Treatment options for ovarian cancer include surgery to remove one ovary.

  • Surgery may be required to remove the affected ovary and its fallopian tube if the cancer is in its early stages and has not spread beyond one. This procedure may preserve your ability to bear children.
  • Surgery to remove both ovaries. If cancer is found in both of your ovaries but there is no evidence of additional cancer, your surgeon may remove both ovaries and fallopian tubes. This procedure does not damage your uterus, so you may still be able to conceive using frozen embryos or eggs or with donor eggs.
  • Surgery to remove both ovaries and uterus. Suppose your cancer is more advanced, or you do not want to be able to have children. In that case, your surgeon will remove the ovaries, fallopian tubes, uterus, nearby lymph nodes, and a fold of fatty abdominal tissue called the omentum.
  • Surgery to treat advanced cancer. If your cancer is advanced, your doctor may suggest surgery to remove as much of it as possible. In this case, chemotherapy may be administered before or following surgery.

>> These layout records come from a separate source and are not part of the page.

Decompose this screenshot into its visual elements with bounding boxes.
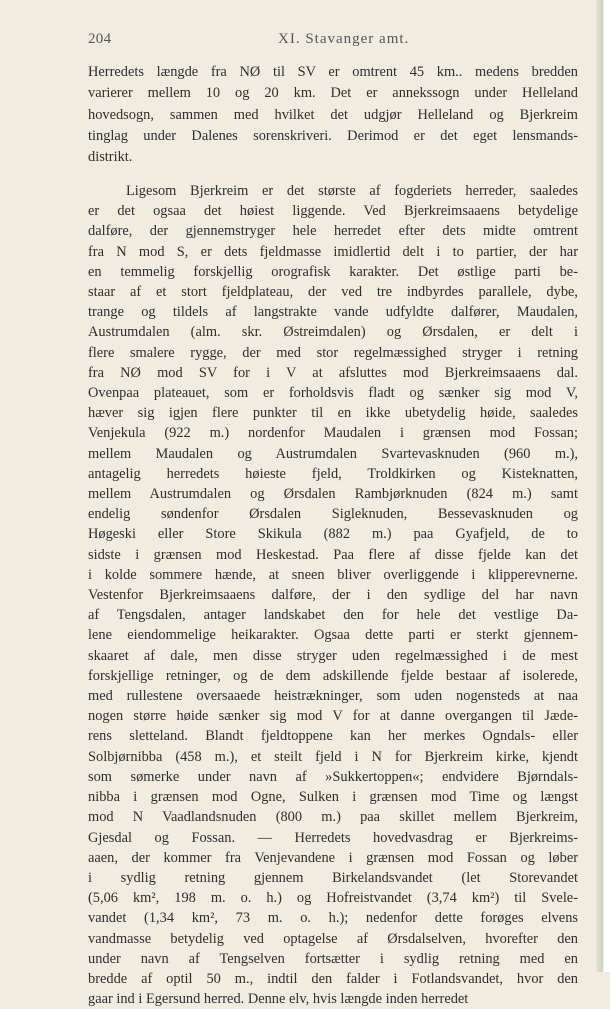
text-line: forskjellige retninger, og de dem adskillende fjelde bestaar af isolerede,: [88, 667, 578, 684]
text-line: varierer mellem 10 og 20 km. Det er annekssogn under Helleland: [88, 85, 578, 102]
text-line: trange og tildels af langstrakte vande udfyldte dalfører, Maudalen,: [88, 304, 578, 321]
text-line: fra NØ mod SV for i V at afsluttes mod Bjerkreimsaaens dal.: [88, 364, 578, 381]
running-title: XI. Stavanger amt.: [278, 31, 410, 47]
text-line: Ligesom Bjerkreim er det største af fogderiets herreder, saaledes: [126, 183, 578, 199]
text-line: Venjekula (922 m.) nordenfor Maudalen i grænsen mod Fossan;: [88, 425, 578, 442]
text-line: nibba i grænsen mod Ogne, Sulken i grænsen mod Time og længst: [88, 789, 578, 806]
text-line: en temmelig forskjellig orografisk karakter. Det østlige parti be-: [88, 263, 578, 280]
text-line: mellem Maudalen og Austrumdalen Svartevasknuden (960 m.),: [88, 445, 578, 462]
text-line: Vestenfor Bjerkreimsaaens dalføre, der i den sydlige del har navn: [88, 587, 578, 604]
text-line: tinglag under Dalenes sorenskriveri. Derimod er det eget lensmands-: [88, 127, 578, 144]
text-line: nogen større høide sænker sig mod V for at danne overgangen til Jæde-: [88, 708, 578, 725]
text-line: (5,06 km², 198 m. o. h.) og Hofreistvandet (3,74 km²) til Svele-: [88, 890, 578, 907]
text-line: med rullestene oversaaede heistrækninger, som uden nogensteds at naa: [88, 688, 578, 705]
text-line: mod N Vaadlandsnuden (800 m.) paa skillet mellem Bjerkreim,: [88, 809, 578, 826]
text-line: staar af et stort fjeldplateau, der ved tre indbyrdes parallele, dybe,: [88, 284, 578, 301]
text-line: vandmasse betydelig ved optagelse af Ørsdalselven, hvorefter den: [88, 930, 578, 947]
text-line: rens sletteland. Blandt fjeldtoppene kan her merkes Ogndals- eller: [88, 728, 578, 745]
text-line: antagelig herredets høieste fjeld, Troldkirken og Kisteknatten,: [88, 465, 578, 482]
text-line: Høgeski eller Store Skikula (882 m.) paa Gyafjeld, de to: [88, 526, 578, 543]
text-line: skaaret af dale, men disse stryger uden regelmæssighed i de mest: [88, 647, 578, 664]
page-header: [88, 27, 586, 49]
paragraph-1: [88, 62, 578, 168]
text-line: bredde af optil 50 m., indtil den falder i Fotlandsvandet, hvor den: [88, 970, 578, 987]
page-edge: [596, 0, 610, 972]
text-line: sidste i grænsen mod Heskestad. Paa flere af disse fjelde kan det: [88, 546, 578, 563]
text-line: Gjesdal og Fossan. — Herredets hovedvasdrag er Bjerkreims-: [88, 829, 578, 846]
text-line: dalføre, der gjennemstryger hele herredet efter dets midte omtrent: [88, 223, 578, 240]
text-line: fra N mod S, er dets fjeldmasse imidlertid delt i to partier, der har: [88, 243, 578, 260]
text-line: flere smalere rygge, der med stor regelmæssighed stryger i retning: [88, 344, 578, 361]
text-line: Herredets længde fra NØ til SV er omtrent 45 km.. medens bredden: [88, 64, 578, 80]
text-line: aaen, der kommer fra Venjevandene i grænsen mod Fossan og løber: [88, 849, 578, 866]
text-line: er det ogsaa det høiest liggende. Ved Bjerkreimsaaens betydelige: [88, 203, 578, 220]
text-line: gaar ind i Egersund herred. Denne elv, hvis længde inden herredet: [88, 991, 469, 1008]
text-line: vandet (1,34 km², 73 m. o. h.); nedenfor dette forøges elvens: [88, 910, 578, 927]
text-line: i sydlig retning gjennem Birkelandsvandet (let Storevandet: [88, 869, 578, 886]
text-line: Solbjørnibba (458 m.), et steilt fjeld i N for Bjerkreim kirke, kjendt: [88, 748, 578, 765]
paragraph-2: [88, 181, 578, 1009]
page-number: 204: [88, 31, 112, 47]
text-line: i kolde sommere hænde, at sneen bliver overliggende i klipperevnerne.: [88, 566, 578, 583]
text-line: hovedsogn, sammen med hvilket det udgjør Helleland og Bjerkreim: [88, 106, 578, 123]
text-line: mellem Austrumdalen og Ørsdalen Rambjørknuden (824 m.) samt: [88, 486, 578, 503]
text-line: som sømerke under navn af »Sukkertoppen«; endvidere Bjørndals-: [88, 768, 578, 785]
text-line: distrikt.: [88, 149, 133, 166]
text-line: endelig søndenfor Ørsdalen Sigleknuden, Bessevasknuden og: [88, 506, 578, 523]
text-line: lene eiendommelige heikarakter. Ogsaa dette parti er sterkt gjennem-: [88, 627, 578, 644]
text-line: Ovenpaa plateauet, som er forholdsvis fladt og sænker sig mod V,: [88, 385, 578, 402]
text-line: under navn af Tengselven fortsætter i sydlig retning med en: [88, 950, 578, 967]
text-line: Austrumdalen (alm. skr. Østreimdalen) og Ørsdalen, er delt i: [88, 324, 578, 341]
text-line: af Tengsdalen, antager landskabet den for hele det vestlige Da-: [88, 607, 578, 624]
text-line: hæver sig igjen flere punkter til en ikke ubetydelig høide, saaledes: [88, 405, 578, 422]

Chemotherapy is a drug treatment that employs chemicals to eliminate rapidly growing cells in the body, including cancer cells. Chemotherapy drugs can be administered intravenously or orally. Chemotherapy is frequently used following surgery to destroy any cancer cells that may remain. It can also be used before surgery. In some cases, chemotherapy drugs can be heated and injected into the abdomen during surgery (hyperthermic intraperitoneal chemotherapy). The drugs are left in place for a specific amount of time before being drained. The operation will then be completed.

Targeted therapy

Targeted drug treatments target specific weaknesses found in cancer cells. Targeted drug treatments can potentially kill cancer cells by attacking their weaknesses.

Hormone therapy

Hormone therapy employs drugs to inhibit the effects of the hormone estrogen on ovarian cancer cells. Some ovarian cancer cells rely on estrogen to grow, so blocking estrogen may help control cancer.


Immunotherapy uses the immune system to fight cancer. The body’s disease-fighting immune system may not attack cancer cells because they produce proteins that allow them to hide from immune cells.


Ovarian cancer is a severe health concern for women, but it is possible to effectively manage the disease by implementing preventive strategies and staying informed about treatment options. Remember to prioritize your health. Early detection, advanced treatments, and ongoing research efforts provide hope for a better future in the fight against ovarian cancer.